His pale eyes met hers. ‘A strange mixture. Unfriendly, vulnerable, quirky.’
Quirky, she’d take. Unfriendly was also fair enough. She hadn’t been very nice to him, for good reason. But vulnerable? She tried so hard to hide her fears and cluelessness from everyone. What had he seen that others had missed?
‘Well,’ she said, feeling rattled. ‘You’re pretty strange yourself, actually.’
His eyebrows shot towards his hairline. ‘Really? I’m a businessman chasing down a deal. I’m as normal as they come.’
‘You’re a normal, everyday businessman, who wears his suit like a coat of armour. Why? What are you hiding?’
Gabriel got to his feet, brushing off blades of grass. The slight thaw between them had vanished and corporate Gabriel was back.

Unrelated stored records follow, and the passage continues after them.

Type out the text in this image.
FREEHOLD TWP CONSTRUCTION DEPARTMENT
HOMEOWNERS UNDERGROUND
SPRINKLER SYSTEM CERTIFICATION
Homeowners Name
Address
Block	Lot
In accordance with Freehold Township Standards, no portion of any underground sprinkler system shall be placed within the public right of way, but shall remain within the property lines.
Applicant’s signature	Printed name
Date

‘I’d better leave you to get on with your day. You have lots to do,’ he said coldly. ‘I’ll be back at ten tonight.’
‘Yeah, sure,’ she answered, pulling her knees up under her chin. She watched him as he walked away.

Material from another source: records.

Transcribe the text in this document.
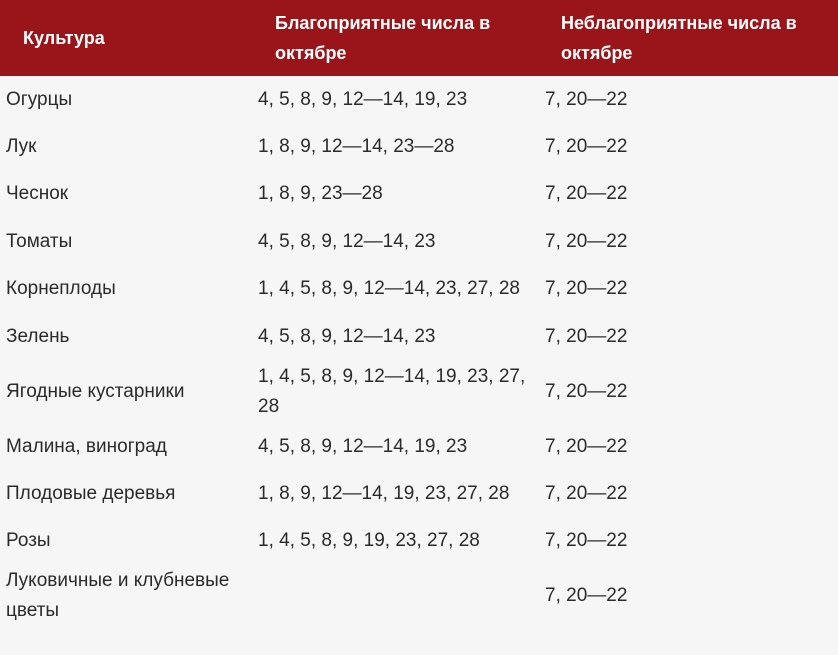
Культура	Благоприятные числа в октябре	Неблагоприятные числа в октябре
Огурцы	4, 5, 8, 9, 12—14, 19, 23	7, 20—22
Лук	1, 8, 9, 12—14, 23—28	7, 20—22
Чеснок	1, 8, 9, 23—28	7, 20—22
Томаты	4, 5, 8, 9, 12—14, 23	7, 20—22
Корнеплоды	1, 4, 5, 8, 9, 12—14, 23, 27, 28	7, 20—22
Зелень	4, 5, 8, 9, 12—14, 23	7, 20—22
Ягодные кустарники	1, 4, 5, 8, 9, 12—14, 19, 23, 27, 28	7, 20—22
Малина, виноград	4, 5, 8, 9, 12—14, 19, 23	7, 20—22
Плодовые деревья	1, 8, 9, 12—14, 19, 23, 27, 28	7, 20—22
Розы	1, 4, 5, 8, 9, 19, 23, 27, 28	7, 20—22
Луковичные и клубневые цветы		7, 20—22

She thought back to her last birthday, with cards from Lily and her gran, and a trip to The Smugglers Haunt in the village with her friends.
Gabriel Gantwich might be a successful businessman. He probably had a fancy house in London and enjoyed exotic holidays to places Nessa would never see. But, for all his money and privileges, he didn’t seem to be having a very happy birthday.
* * *
What was he hiding? Nessa Paulson had a cheek, Gabriel fumed as he strode back towards Heaven’s Cove.
There she was, messing up his life by pretending to be all tough and uncompromising. But he knew what she was really like. He’d glimpsed it in the flash of fear in her eyes and the wobble of her chin.
He knew it because he was an astute businessman trained to identify vulnerability in opponents. He knew it because she wasn’t as good at concealing her demons as she thought.
He knew it, he admitted with a flash of clarity, because he recognised it in himself. Nessa acted as if she had life all worked out when, in fact, the truth was very different.